How is diabetes managed?

There is no cure for diabetes, but it can be treated and controlled. The goals of managing diabetes are to:

  • Keep your blood glucose levels as near to normal as possible by balancing food intake with medication and activity.
  • Maintain your blood cholesterol and triglyceride (lipid) levels as near the normal ranges as possible by decreasing the total amount of fat to 30% or less of your total daily calories, and by reducing saturated fat and cholesterol.
  • Control your blood pressure. (Your blood pressure should not go over 130/80.)
  • Decrease or possibly prevent the development of diabetes-related health problems.

You hold the keys to managing your diabetes by:

  • Planning what you eat and following a balanced meal plan.
  • Exercising regularly.
  • Taking medication, if prescribed, and closely following the guidelines on how and when to take it.
  • Monitoring your blood glucose and blood pressure levels at home.
  • Keeping your appointments with your health care providers and having laboratory tests completed as ordered by your doctor.
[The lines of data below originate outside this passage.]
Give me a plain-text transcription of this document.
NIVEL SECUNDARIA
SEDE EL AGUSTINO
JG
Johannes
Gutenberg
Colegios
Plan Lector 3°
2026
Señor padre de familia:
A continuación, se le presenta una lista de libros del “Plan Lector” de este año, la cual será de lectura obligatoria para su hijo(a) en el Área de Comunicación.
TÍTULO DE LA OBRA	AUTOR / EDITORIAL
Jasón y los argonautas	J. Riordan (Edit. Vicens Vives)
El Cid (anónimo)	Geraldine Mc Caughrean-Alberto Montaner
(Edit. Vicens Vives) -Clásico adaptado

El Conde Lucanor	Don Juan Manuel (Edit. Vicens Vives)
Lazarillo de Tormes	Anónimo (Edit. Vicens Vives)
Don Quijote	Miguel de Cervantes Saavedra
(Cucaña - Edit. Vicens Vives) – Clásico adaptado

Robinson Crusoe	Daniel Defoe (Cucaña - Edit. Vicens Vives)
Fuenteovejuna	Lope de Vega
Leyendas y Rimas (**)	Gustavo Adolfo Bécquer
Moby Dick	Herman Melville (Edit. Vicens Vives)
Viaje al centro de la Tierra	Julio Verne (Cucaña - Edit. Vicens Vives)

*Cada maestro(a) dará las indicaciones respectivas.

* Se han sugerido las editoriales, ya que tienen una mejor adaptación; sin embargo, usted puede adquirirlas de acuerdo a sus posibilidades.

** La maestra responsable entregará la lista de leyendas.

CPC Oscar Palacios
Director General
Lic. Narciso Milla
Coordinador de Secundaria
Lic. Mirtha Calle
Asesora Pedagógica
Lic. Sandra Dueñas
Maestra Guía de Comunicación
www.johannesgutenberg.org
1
What you do at home every day affects your blood glucose more than what your doctor can do every few months during your check-up.

What are insulin pumps?

Insulin pumps are small, computerized devices, about the size of a beeper that you wear on your belt or put in your pocket. They have a small flexible tube with a fine needle on the end. The needle is inserted under the skin of your abdomen and taped in place. The pump releases a carefully measured, steady flow of insulin into the tissue. Insulin pumps can cost $6,000 to $10,000 for the pump, with additional costs for necessary supplies to use the pump.Using a pump means you will have to monitor your blood sugar level at least four times a day. You program doses and make adjustments to your insulin, depending on your food intake and exercise program. Some health care providers prefer the insulin pump over injections because its slow release of insulin imitates a working pancreas.

Can I take both pills and insulin to control my blood sugar?

Yes. The combination of insulin and an oral medication, when taken as directed by your doctor, is very safe and effective in controlling blood sugar. A typical combination therapy consists of taking an oral medication during the day and insulin at night. Once you begin taking insulin, you will need to monitor your blood sugar more often to reduce the risk of low blood sugar reactions.Combination therapies are often helpful for people who have Type 2 diabetes (adult onset diabetes). If you have been taking an oral medication, your doctor may change your treatment plan to include insulin injections. This change is often made to help people with Type 2 diabetes gain better control of their blood sugar.